Writing test cases is much easier in a functional programming style than an imperative one (functions take arguments and return results rather than causing side effects), so we teach the functional style first before adding imperative features. As a fringe benefit, this functional style is much more compatible with mathematics than is the imperative style of programming (what does "let x = x+1" mean to a mathematician?), so Program By Design often appears in math classrooms.

Programming a computer requires that, to some extent, you learn the computer's language. Computers "understand" a lot of different languages, and the choice of language affects how you approach programming. I've taught beginning programming in a number of different languages -- Pascal, C++, Java, etc. -- but to my mind most of them require spending too much class time on level-1 and level-2 knowledge, with not enough time left for levels 3 and 4. So in this course, we start in a pedagogically-designed subset of the Racket language (related to Scheme and Lisp).

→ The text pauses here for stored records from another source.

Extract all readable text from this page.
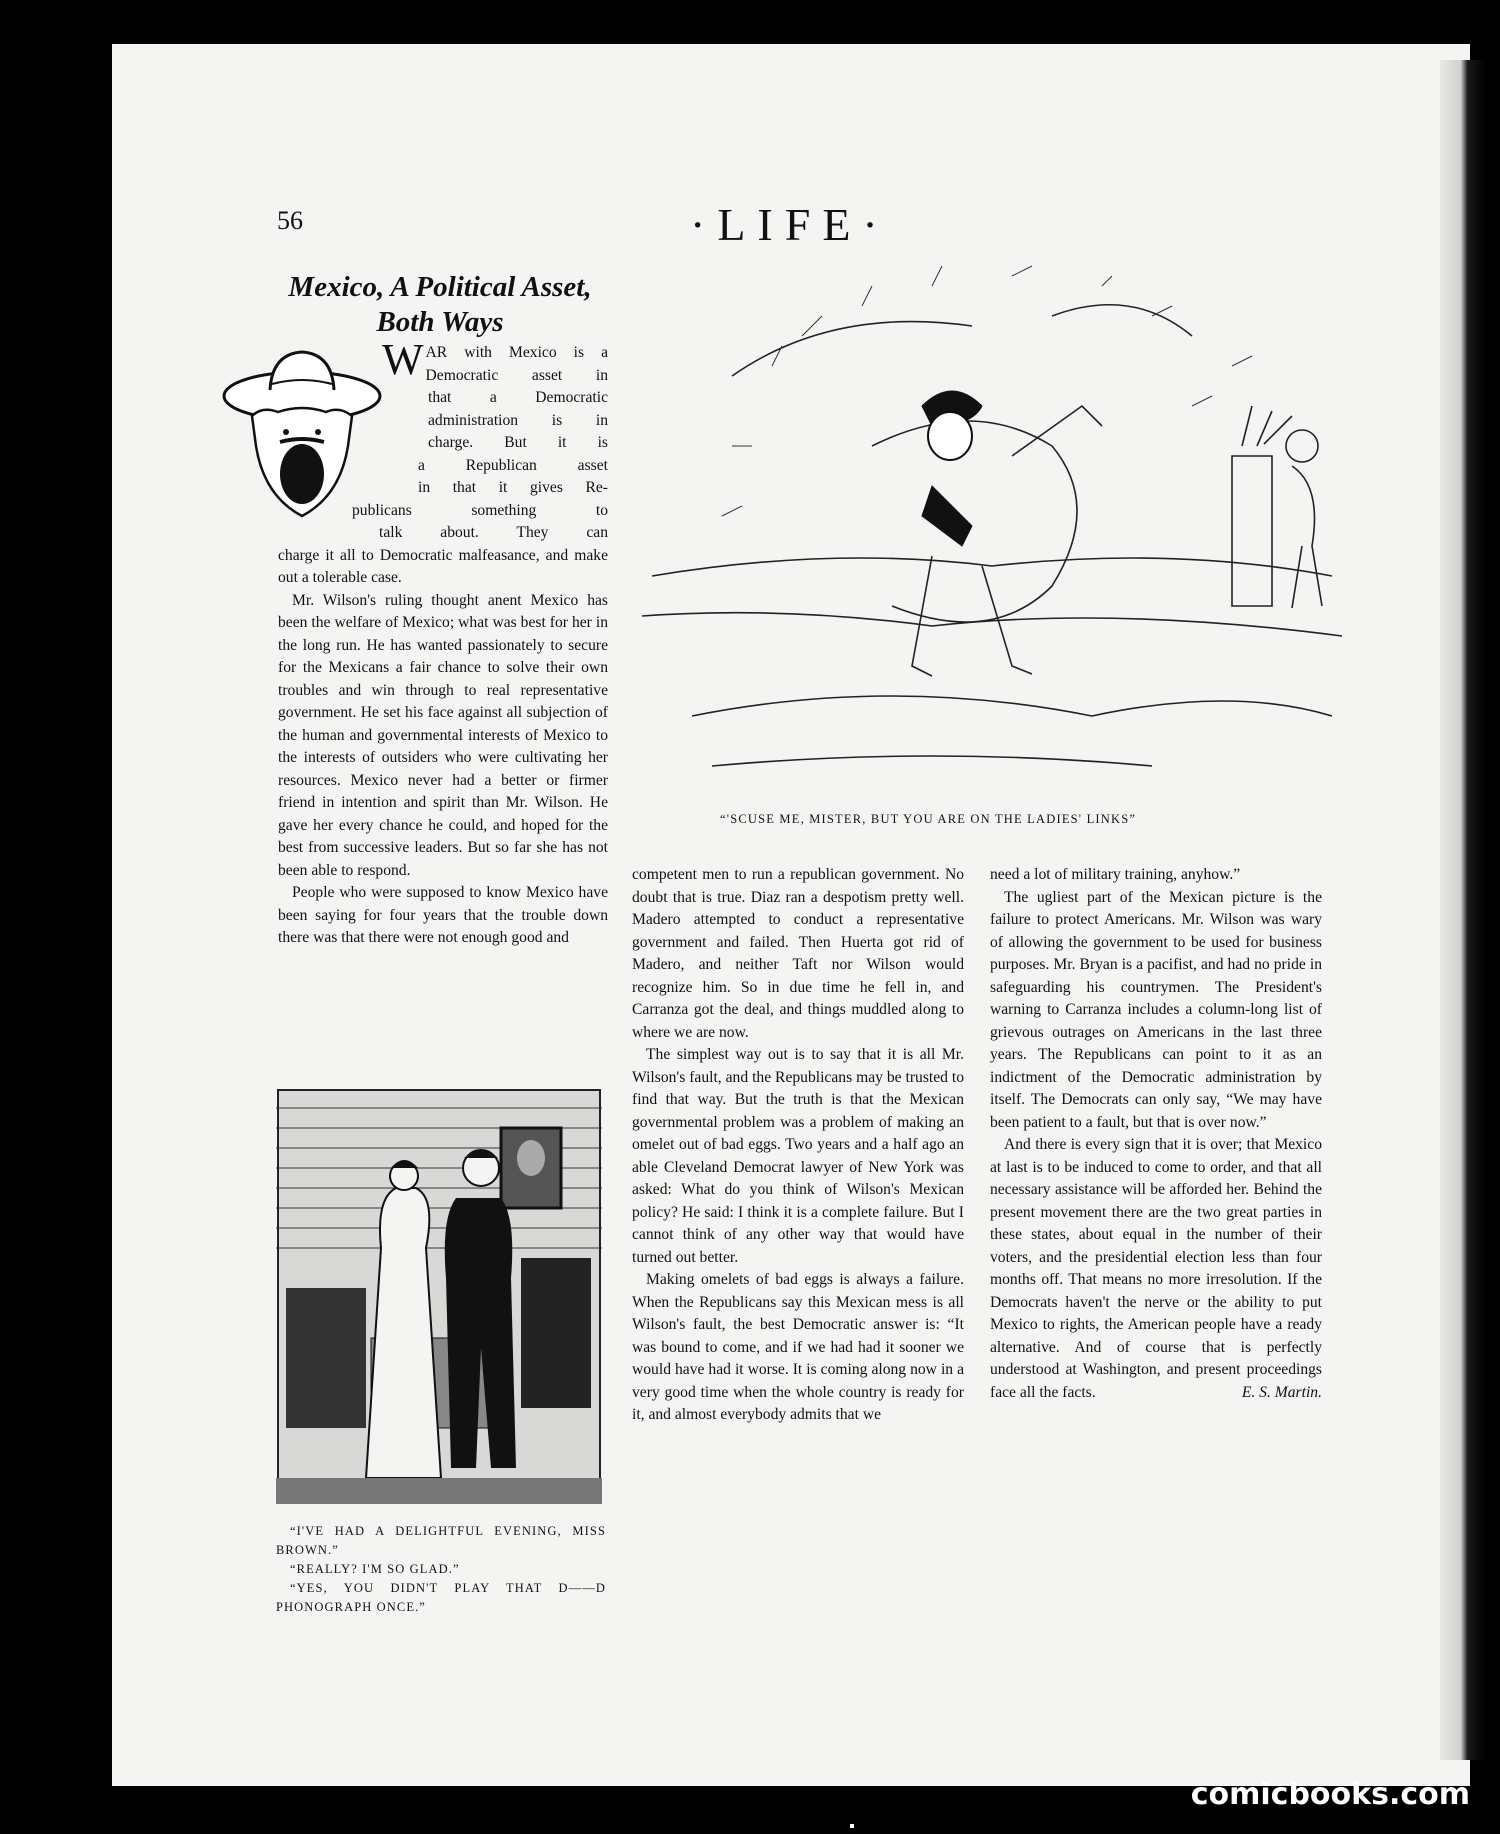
56	·LIFE·
Mexico, A Political Asset,
Both Ways
W AR with Mexico is a
Democratic asset in
that a Democratic
administration is in
charge. But it is
a Republican asset
in that it gives Re-
publicans something to
talk about. They can

charge it all to Democratic malfeasance, and make out a tolerable case.

Mr. Wilson's ruling thought anent Mexico has been the welfare of Mexico; what was best for her in the long run. He has wanted passionately to secure for the Mexicans a fair chance to solve their own troubles and win through to real representative government. He set his face against all subjection of the human and governmental interests of Mexico to the interests of outsiders who were cultivating her resources. Mexico never had a better or firmer friend in intention and spirit than Mr. Wilson. He gave her every chance he could, and hoped for the best from successive leaders. But so far she has not been able to respond.

People who were supposed to know Mexico have been saying for four years that the trouble down there was that there were not enough good and

“'SCUSE ME, MISTER, BUT YOU ARE ON THE LADIES' LINKS”

“I'VE HAD A DELIGHTFUL EVENING, MISS BROWN.”

“REALLY? I'M SO GLAD.”

“YES, YOU DIDN'T PLAY THAT D——D PHONOGRAPH ONCE.”

competent men to run a republican government. No doubt that is true. Diaz ran a despotism pretty well. Madero attempted to conduct a representative government and failed. Then Huerta got rid of Madero, and neither Taft nor Wilson would recognize him. So in due time he fell in, and Carranza got the deal, and things muddled along to where we are now.

The simplest way out is to say that it is all Mr. Wilson's fault, and the Republicans may be trusted to find that way. But the truth is that the Mexican governmental problem was a problem of making an omelet out of bad eggs. Two years and a half ago an able Cleveland Democrat lawyer of New York was asked: What do you think of Wilson's Mexican policy? He said: I think it is a complete failure. But I cannot think of any other way that would have turned out better.

Making omelets of bad eggs is always a failure. When the Republicans say this Mexican mess is all Wilson's fault, the best Democratic answer is: “It was bound to come, and if we had had it sooner we would have had it worse. It is coming along now in a very good time when the whole country is ready for it, and almost everybody admits that we

need a lot of military training, anyhow.”

The ugliest part of the Mexican picture is the failure to protect Americans. Mr. Wilson was wary of allowing the government to be used for business purposes. Mr. Bryan is a pacifist, and had no pride in safeguarding his countrymen. The President's warning to Carranza includes a column-long list of grievous outrages on Americans in the last three years. The Republicans can point to it as an indictment of the Democratic administration by itself. The Democrats can only say, “We may have been patient to a fault, but that is over now.”

And there is every sign that it is over; that Mexico at last is to be induced to come to order, and that all necessary assistance will be afforded her. Behind the present movement there are the two great parties in these states, about equal in the number of their voters, and the presidential election less than four months off. That means no more irresolution. If the Democrats haven't the nerve or the ability to put Mexico to rights, the American people have a ready alternative. And of course that is perfectly understood at Washington, and present proceedings face all the facts.	E. S. Martin.

comicbooks.com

After students have a firm understanding of the basic concepts and habits of programming, we switch to more complicated languages like Java, C++, or Python. This transition can be tricky, though: many students take the change of language as an indication that they can forget all the good habits they learned in the first language. To avoid this, we have to make very explicit the connections between Racket concepts and those in a second language. In this workshop, we'll probably spend Day 5 discussing this transition to a second language.

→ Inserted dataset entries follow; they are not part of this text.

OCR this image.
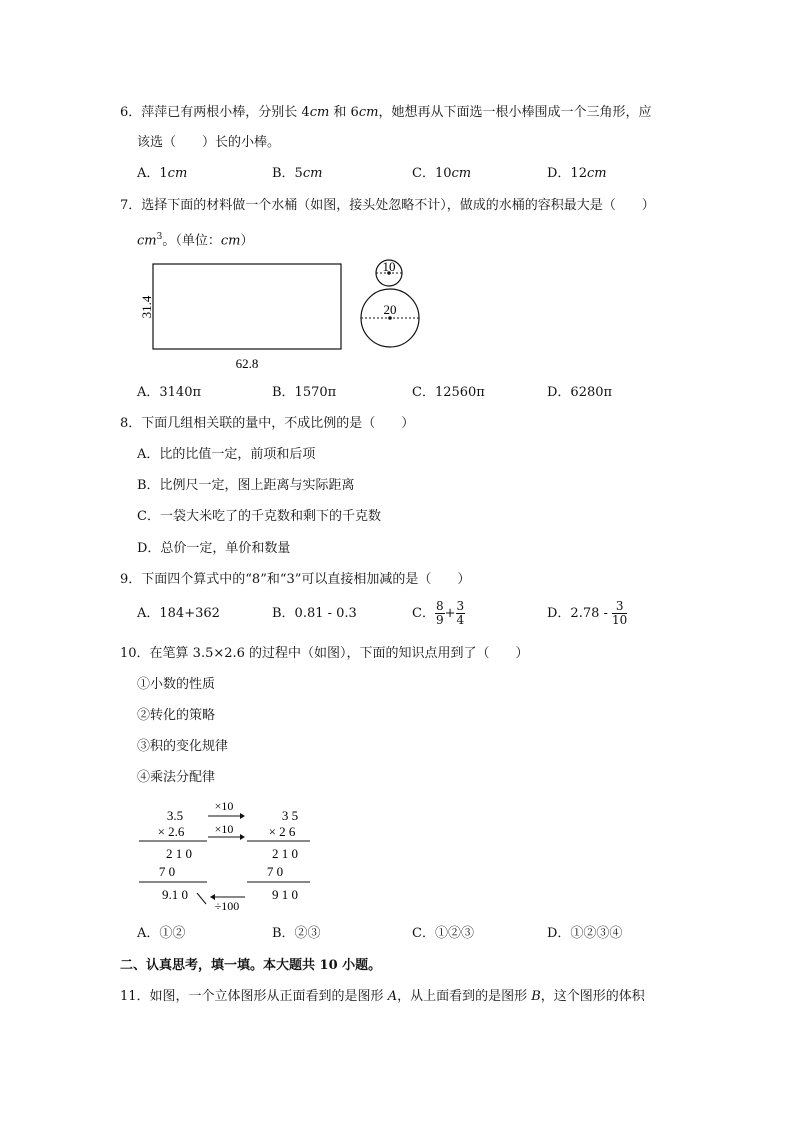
6．萍萍已有两根小棒，分别长 4cm 和 6cm，她想再从下面选一根小棒围成一个三角形，应
该选（　　）长的小棒。
A．1cm	B．5cm	C．10cm	D．12cm
7．选择下面的材料做一个水桶（如图，接头处忽略不计），做成的水桶的容积最大是（　　）
$cm^3$。（单位：cm）
31.4
62.8
10
20
A．3140π	B．1570π	C．12560π	D．6280π
8．下面几组相关联的量中，不成比例的是（　　）
A．比的比值一定，前项和后项
B．比例尺一定，图上距离与实际距离
C．一袋大米吃了的千克数和剩下的千克数
D．总价一定，单价和数量
9．下面四个算式中的“8”和“3”可以直接相加减的是（　　）
A．184+362	B．0.81 - 0.3	C． $\frac{8}{9} + \frac{3}{4}$	D．$2.78 - \frac{3}{10}$
10．在笔算 3.5×2.6 的过程中（如图），下面的知识点用到了（　　）
①小数的性质
②转化的策略
③积的变化规律
④乘法分配律
3.5
× 2.6
2 1 0
7 0
9.1 0
×10
×10
÷100
3 5
× 2 6
2 1 0
7 0
9 1 0
A．①②	B．②③	C．①②③	D．①②③④
二、认真思考，填一填。本大题共 10 小题。
11．如图，一个立体图形从正面看到的是图形 A，从上面看到的是图形 B，这个图形的体积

We'll pay a lot of attention to step-by-step design recipes for getting from a vague English-language description of a problem to a working computer program. Every year, some students skip the recipes when they're in a hurry, and invariably find themselves wasting more time as a result. To prevent this, I use the design recipes as a rubric, giving a set number of points for each step in the recipe: a student can sometimes get 50% or more credit without writing any working code, just by doing a really good analysis of the problem.

5  Texts and Software

I taught a beginning computer programming course for years using the textbook How to Design Programs, by Felleisen, Findler, Flatt, and Krishnamurthi (who also wrote the programming platform we'll use, DrRacket). This book is available on the Web for free.

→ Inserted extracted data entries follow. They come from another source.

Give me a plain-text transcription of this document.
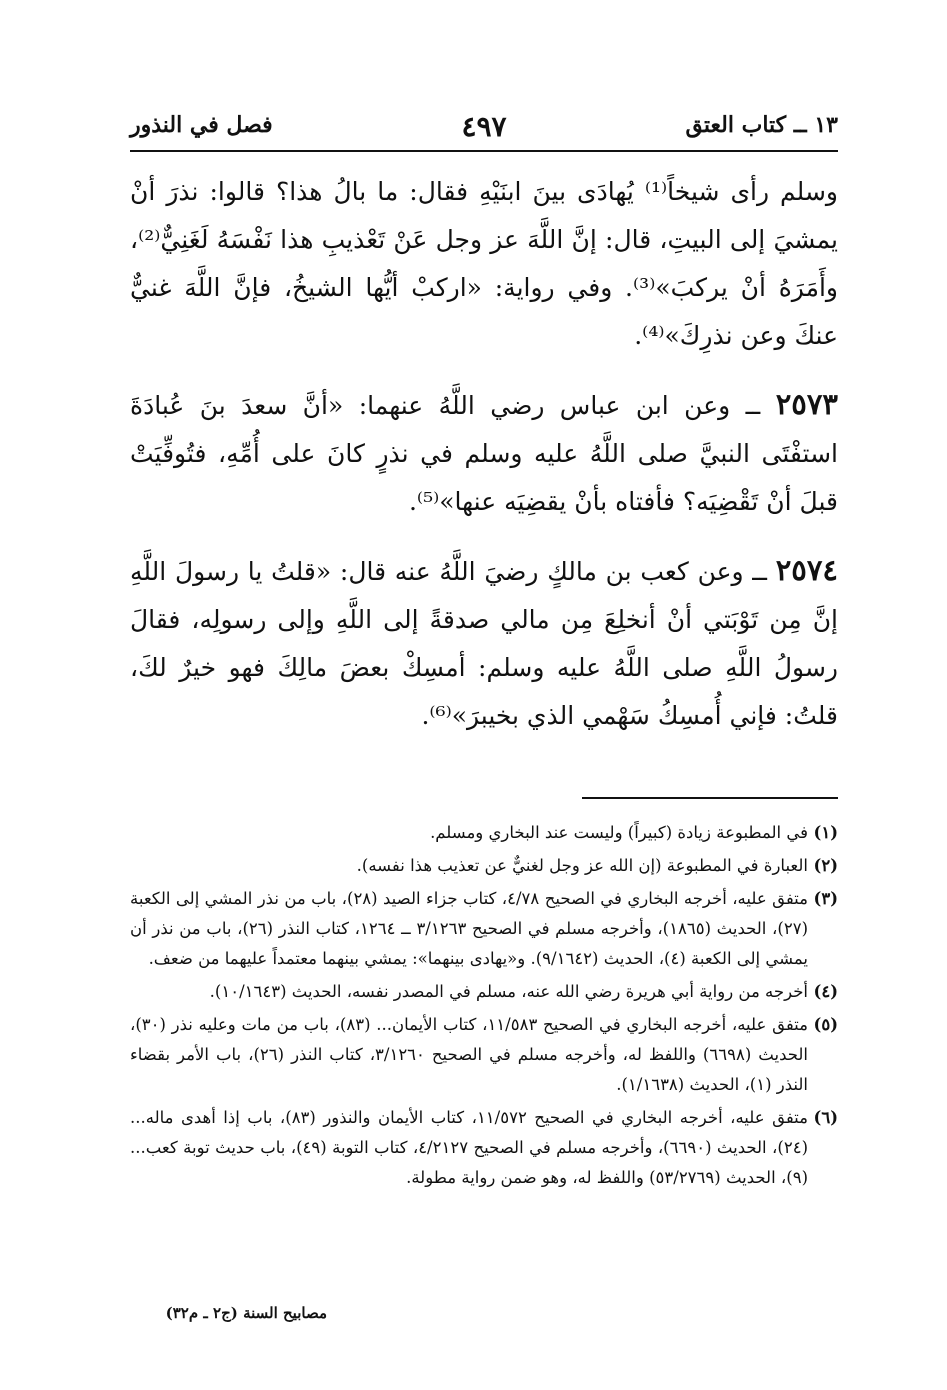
١٣ ــ كتاب العتق
٤٩٧
فصل في النذور

وسلم رأى شيخاً⁽¹⁾ يُهادَى بينَ ابنَيْهِ فقال: ما بالُ هذا؟ قالوا: نذرَ أنْ يمشيَ إلى البيتِ، قال: إنَّ اللَّهَ عز وجل عَنْ تَعْذيبِ هذا نَفْسَهُ لَغَنِيٌّ⁽²⁾، وأَمَرَهُ أنْ يركبَ»⁽³⁾. وفي رواية: «اركبْ أيُّها الشيخُ، فإنَّ اللَّهَ غنيٌّ عنكَ وعن نذرِكَ»⁽⁴⁾.

٢٥٧٣ ــ وعن ابن عباس رضي اللَّهُ عنهما: «أنَّ سعدَ بنَ عُبادَةَ استفْتَى النبيَّ صلى اللَّهُ عليه وسلم في نذرٍ كانَ على أُمِّهِ، فتُوفِّيَتْ قبلَ أنْ تَقْضِيَه؟ فأفتاه بأنْ يقضِيَه عنها»⁽⁵⁾.

٢٥٧٤ ــ وعن كعب بن مالكٍ رضيَ اللَّهُ عنه قال: «قلتُ يا رسولَ اللَّهِ إنَّ مِن تَوْبَتي أنْ أنخلِعَ مِن مالي صدقةً إلى اللَّهِ وإلى رسولِه، فقالَ رسولُ اللَّهِ صلى اللَّهُ عليه وسلم: أمسِكْ بعضَ مالِكَ فهو خيرٌ لكَ، قلتُ: فإني أُمسِكُ سَهْمي الذي بخيبرَ»⁽⁶⁾.

(١)
في المطبوعة زيادة (كبيراً) وليست عند البخاري ومسلم.
(٢)
العبارة في المطبوعة (إن الله عز وجل لغنيٌّ عن تعذيب هذا نفسه).
(٣)
متفق عليه، أخرجه البخاري في الصحيح ٤/٧٨، كتاب جزاء الصيد (٢٨)، باب من نذر المشي إلى الكعبة (٢٧)، الحديث (١٨٦٥)، وأخرجه مسلم في الصحيح ٣/١٢٦٣ ــ ١٢٦٤، كتاب النذر (٢٦)، باب من نذر أن يمشي إلى الكعبة (٤)، الحديث (٩/١٦٤٢). و«يهادى بينهما»: يمشي بينهما معتمداً عليهما من ضعف.
(٤)
أخرجه من رواية أبي هريرة رضي الله عنه، مسلم في المصدر نفسه، الحديث (١٠/١٦٤٣).
(٥)
متفق عليه، أخرجه البخاري في الصحيح ١١/٥٨٣، كتاب الأيمان... (٨٣)، باب من مات وعليه نذر (٣٠)، الحديث (٦٦٩٨) واللفظ له، وأخرجه مسلم في الصحيح ٣/١٢٦٠، كتاب النذر (٢٦)، باب الأمر بقضاء النذر (١)، الحديث (١/١٦٣٨).
(٦)
متفق عليه، أخرجه البخاري في الصحيح ١١/٥٧٢، كتاب الأيمان والنذور (٨٣)، باب إذا أهدى ماله... (٢٤)، الحديث (٦٦٩٠)، وأخرجه مسلم في الصحيح ٤/٢١٢٧، كتاب التوبة (٤٩)، باب حديث توبة كعب... (٩)، الحديث (٥٣/٢٧٦٩) واللفظ له، وهو ضمن رواية مطولة.
مصابيح السنة (ج٢ ـ م٣٢)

In the years since How to Design Programs was published, we've developed a lot of new ideas about how to teach this material, so I wrote my own textbook, Picturing Programs, based on How to Design Programs but different in several ways: less emphasis on numbers and arithmetic, more emphasis on animated graphics, and an overall slower pace that has made it popular among high school teachers. It's quite inexpensive, as CS textbooks go, but I've put the whole book on the web. Please don't waste paper by printing it all out....

The Second Edition of How to Design Programs hasn't been finished yet, but the current version is on the Web for free. It does more graphics and animation than the first edition, uses more numbers and arithmetic than Picturing Programs, and goes faster than either.

We'll use the free, open-source programming environment DrRacket for this workshop, and I encourage using it for your own classes.

6  Support

We'll be using Piazza for discussion outside the classroom (including before and after the workshop). The system is designed to get you help fast and efficiently from classmates, the TA, and myself. Rather than emailing questions to the teaching staff, I encourage you to post your questions on Piazza (anonymously if you wish); you may find that one of your classmates answers the question before the teaching staff even see it. If you have any problems or feedback for the developers, email team@piazza.com.

7  Grading

For those of you taking this workshop for a grade, your grade will be based on class participation and on programming problems you solve and turn in. There is no final exam. If you wish, you may do some of the problems in partnership with another student; if so, put both names on the program and turn it in once.